Read on Twitter
1/ Me and @jaralaus made a tutorial on how to perform sequential bayes factor testing (using #rstats) to stop a study early in research fields were samples are small and comes with large monetary and ethical costs. https://twitter.com/medrxivpreprint/status/1306989332994101253?s=20 Below, a thread:
2/ The tutorial are primarily inspired by the excellent paper by @nicebread303, @EJWagenmakers and more: https://osf.io/kf5q9/ . However, our target audience is the field of molecular imaging research where BF hypothesis testing is rare (<- understatement).
3/ We therefore put a lot of focus on explaining the basics, mostly use conventional/default settings, look at two-sample and a paired design, and generally try to make it relevant for a molecular imaging setting.
4/ We start with slowly boiling the frog, showing how to stop only in favour of the alternative hypothesis, and benchmark everything against the one and only way inference is made in the field today: the classical fixed N NHST.
5/ We then turn up the heat and introduce stopping for H0 as well. For small samples it can be difficult to obtain support for H0 with a two-tailed "default" H1. We instead make a strong recommendation of going one-tailed, based partly on this thread: https://twitter.com/ppsigray/status/1219698711212806144?s=20
6/ By introducing early stop in favor of H0, our hope is that more researchers will be able to abort expensive studies of null or near null-effects. Thus, reducing temptations to commit QRPs (hopefully…), and allowing for reallocation of resources.
7/ In our field, we will likely always have to pick a fixed max N, even for a seq-design, due to ethical and radiation safety issues. This is interesting, because when you set a maximum N, it’s easy to pick settings that allow for *exact* control over false positive errors.
(8/ Well I say “exact”, but the settings are still estimated from simulations.
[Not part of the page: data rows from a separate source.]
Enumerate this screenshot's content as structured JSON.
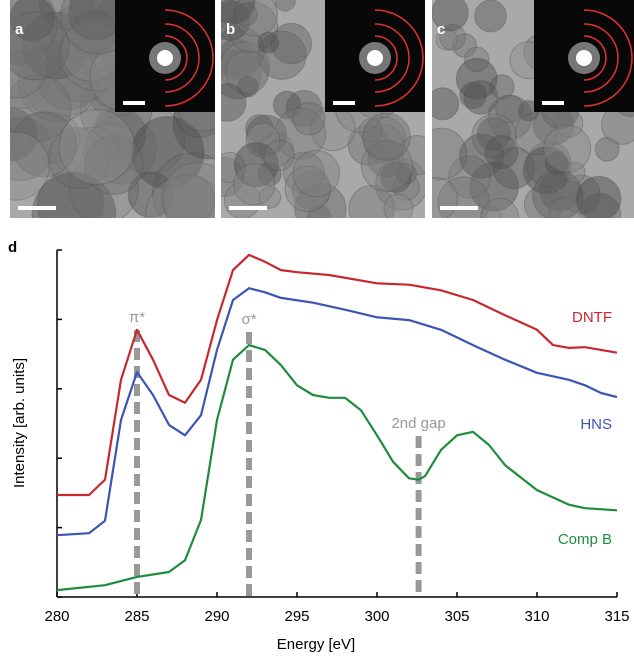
{
  "panels": [
    {
      "label": "a"
    },
    {
      "label": "b"
    },
    {
      "label": "c"
    }
  ],
  "chart_data": {
    "type": "line",
    "panel_label": "d",
    "x_label": "Energy [eV]",
    "y_label": "Intensity [arb. units]",
    "xlim": [
      280,
      315
    ],
    "xticks": [
      280,
      285,
      290,
      295,
      300,
      305,
      310,
      315
    ],
    "ylim": [
      0,
      5
    ],
    "yticks": [
      0,
      1,
      2,
      3,
      4,
      5
    ],
    "series": [
      {
        "name": "DNTF",
        "color": "#c8282d",
        "x": [
          280,
          282,
          283,
          284,
          285,
          286,
          287,
          288,
          289,
          290,
          291,
          292,
          293,
          294,
          295,
          297,
          300,
          302,
          304,
          306,
          308,
          310,
          311,
          312,
          313,
          314,
          315
        ],
        "values": [
          1.47,
          1.47,
          1.69,
          3.13,
          3.85,
          3.42,
          2.91,
          2.8,
          3.13,
          3.99,
          4.71,
          4.93,
          4.83,
          4.71,
          4.68,
          4.64,
          4.52,
          4.5,
          4.42,
          4.28,
          4.06,
          3.85,
          3.63,
          3.59,
          3.6,
          3.56,
          3.52
        ]
      },
      {
        "name": "HNS",
        "color": "#3a55b4",
        "x": [
          280,
          282,
          283,
          284,
          285,
          286,
          287,
          288,
          289,
          290,
          291,
          292,
          293,
          294,
          296,
          298,
          300,
          302,
          304,
          306,
          308,
          310,
          312,
          313,
          314,
          315
        ],
        "values": [
          0.89,
          0.92,
          1.1,
          2.55,
          3.24,
          2.91,
          2.48,
          2.33,
          2.62,
          3.56,
          4.28,
          4.45,
          4.39,
          4.31,
          4.24,
          4.14,
          4.03,
          3.99,
          3.85,
          3.63,
          3.42,
          3.23,
          3.13,
          3.05,
          2.94,
          2.88
        ]
      },
      {
        "name": "Comp B",
        "color": "#1e8c3c",
        "x": [
          280,
          283,
          285,
          287,
          288,
          289,
          290,
          291,
          292,
          293,
          294,
          295,
          296,
          297,
          298,
          299,
          300,
          301,
          302,
          302.6,
          303,
          304,
          305,
          306,
          307,
          308,
          310,
          312,
          313,
          315
        ],
        "values": [
          0.1,
          0.17,
          0.29,
          0.36,
          0.53,
          1.11,
          2.55,
          3.42,
          3.63,
          3.56,
          3.34,
          3.05,
          2.91,
          2.87,
          2.87,
          2.69,
          2.33,
          1.95,
          1.71,
          1.69,
          1.74,
          2.12,
          2.33,
          2.38,
          2.19,
          1.9,
          1.54,
          1.33,
          1.28,
          1.25
        ]
      }
    ],
    "annotations": [
      {
        "text": "π*",
        "x": 285
      },
      {
        "text": "σ*",
        "x": 292
      },
      {
        "text": "2nd gap",
        "x": 302.6
      }
    ]
  }
}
If anybody knows of an analytical approximation/solution to this, I’ve would be more than happy for pointers because we have not been able to find any.)
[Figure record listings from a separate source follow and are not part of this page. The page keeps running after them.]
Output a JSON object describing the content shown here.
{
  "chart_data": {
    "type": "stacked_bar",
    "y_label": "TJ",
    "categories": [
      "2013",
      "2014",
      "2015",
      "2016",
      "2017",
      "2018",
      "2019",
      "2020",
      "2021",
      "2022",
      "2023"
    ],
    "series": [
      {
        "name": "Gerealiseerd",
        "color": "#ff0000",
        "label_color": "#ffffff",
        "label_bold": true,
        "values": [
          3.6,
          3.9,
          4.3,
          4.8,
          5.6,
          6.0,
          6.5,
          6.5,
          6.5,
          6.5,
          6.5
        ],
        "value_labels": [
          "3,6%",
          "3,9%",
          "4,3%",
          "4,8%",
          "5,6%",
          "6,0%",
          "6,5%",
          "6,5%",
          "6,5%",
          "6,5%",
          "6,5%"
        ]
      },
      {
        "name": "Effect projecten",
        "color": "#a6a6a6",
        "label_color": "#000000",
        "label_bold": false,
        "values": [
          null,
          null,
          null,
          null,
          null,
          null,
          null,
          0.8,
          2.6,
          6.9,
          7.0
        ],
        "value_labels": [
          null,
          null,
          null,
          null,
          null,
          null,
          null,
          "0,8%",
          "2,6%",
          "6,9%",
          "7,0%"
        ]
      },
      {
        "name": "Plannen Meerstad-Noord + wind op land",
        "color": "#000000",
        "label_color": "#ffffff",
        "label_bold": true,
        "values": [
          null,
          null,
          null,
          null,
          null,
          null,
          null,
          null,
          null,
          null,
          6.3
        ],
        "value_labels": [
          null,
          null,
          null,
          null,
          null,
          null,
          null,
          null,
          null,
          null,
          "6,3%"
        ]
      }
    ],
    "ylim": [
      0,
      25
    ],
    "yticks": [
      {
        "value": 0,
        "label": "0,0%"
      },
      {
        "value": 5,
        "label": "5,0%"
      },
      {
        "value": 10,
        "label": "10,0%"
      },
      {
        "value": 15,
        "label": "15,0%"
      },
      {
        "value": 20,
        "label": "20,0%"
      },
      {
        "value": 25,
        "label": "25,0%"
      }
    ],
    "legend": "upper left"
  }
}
9/ E.g., with a max possible N=30/group (start seq-testing at N=12/group), a stop threshold of 4.25 will keep the false positive rate at 5%. With a higher N-max, the BF threshold needs to increase (and eventually reach an asymptote); and with a lower N-max, it decreases.
10/ Why 5%? Well, it is what it is: I have yet seen a non-SPM paper in clinical molecular imaging that used a different threshold for false positives… But the code can be modified to find the threshold for whatever false positive rate your heart desires. https://github.com/pontusps/Early_stopping_in_PET
11/ Depending on the true effect size, you will lose some “power” (not more than 10%) using this procedure, compared to fixed N NHST, but on the other hand you are allowed to peak at data after the inclusion of e.g. each case-control pair and can save some resources!
12/ We show this by applying what we learned to a real positron emission tomography dataset and see that we could have stopped at 27 subj/group instead of the full 40/group. Since it’s not unusual for single research PET scan to cost around 50k Euro, that’s a lot of money…
13/ Perhaps weird to discuss “power/error control” when it comes to BF, and many would likely think this is a silly use of the metric. But we think it makes sense when planning to perform a study with seq BF, and it’s a nice gateway for a field that only heard about NHST.
14/14 We would love to get some feedback, @EJWagenmakers, @nicebread303, @JeffRouder, @richarddmorey, given time and interest of-course. Maybe also of interest to @TurkuPETCentre, @dsquintana?